Judy s’écarta de la table.

— Rien, dit-elle en détournant les yeux. Je pensais qu’on pourrait se retrouver ici à intervalles réguliers. Pour coordonner nos activités.

Tom agita la main.

— C’est plus facile sur la Toile. Il suffit d’avoir un modem et un téléphone intelligent.

— J’en ai un, lui dit-elle en tirant sur le fermoir de la chemise qu’elle tenait. Il est même plus intelligent que certaines personnes.

Tom éclata de rire, mais il n’avait pas compris la blague.

Les deux cartons posés sur la table leur fournissaient un point de départ qui en valait d’autres, aussi se les répartirent-ils pour les fouiller avec minutie, chemise après chemise. Tom lisait les mêmes textes pour la seconde fois, aussi s’ordonna-t-il de se concentrer. Comme il guettait le mot « Oberhochwald », ses yeux avaient tendance à s’arrêter sur tous les mots commençant par un O – voire un Q, et même un C. Les manuscrits qui défilaient devant lui étaient l’œuvre de mains fort diverses ; la plupart étaient rédigés en latin, mais il y en avait aussi en vieil allemand, et même en français et en italien. Un salmigondis de pièces dont les seuls points communs étaient les donateurs.

Trois heures plus tard, soit deux heures après que Judy eut fini son service, Tom, les yeux rougis et la cervelle en compote, n’avait qu’un seul et unique manuscrit à son tableau de chasse.

Idem pour Judy, qui était restée fidèle au poste.

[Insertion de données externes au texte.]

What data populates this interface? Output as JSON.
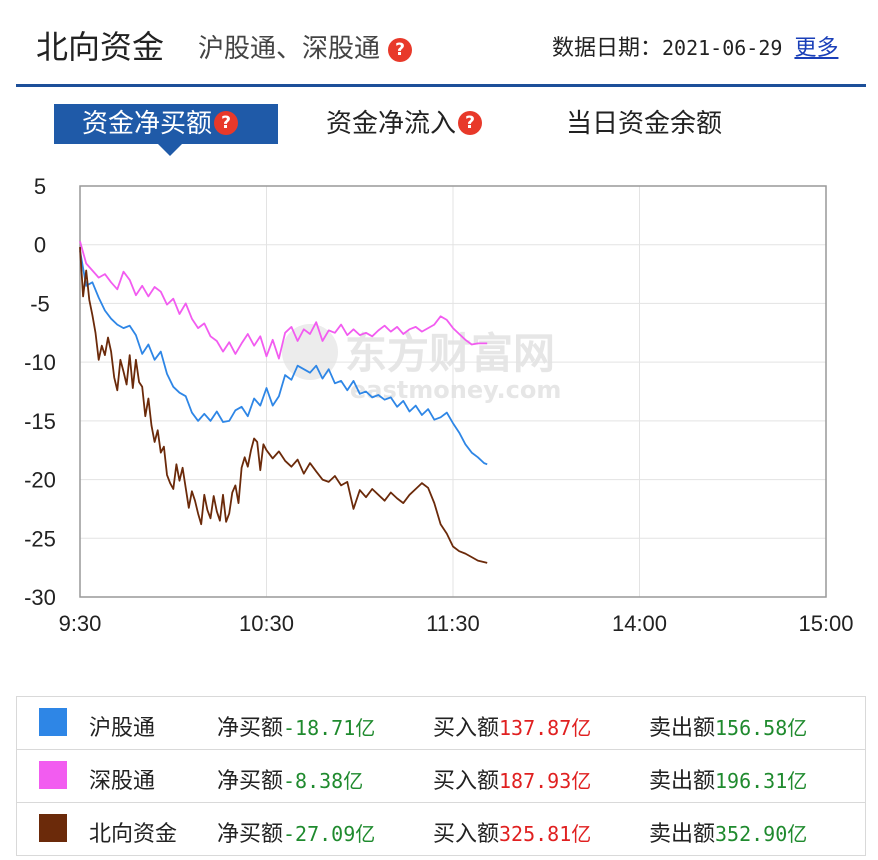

Tom fut surpris de constater qu’elle savait le latin. Bizarre qu’une jeune femme originaire de l’Asie du Sud-Est s’intéresse à la culture et à l’histoire de l’Europe – encore que l’inverse l’aurait moins surpris. Donc, même si Tom apprit peu de choses sur Eifelheim cette nuit-là, on ne peut pas dire pour autant qu’il n’avait rien glané. En fait, il avait mal cerné les centres d’intérêt de Judy Cao.

« Moriuntur amici mei…»

Tom ferma les yeux pendant que Judy lisait à haute voix. Il procédait ainsi chaque fois qu’il souhaitait se concentrer sur ce qu’il entendait. En désactivant l’un de ses sens, il espérait augmenter l’acuité de l’autre. Cela dit, il n’était pas enclin à se boucher les oreilles lorsqu’il souhaitait examiner quelque chose de près.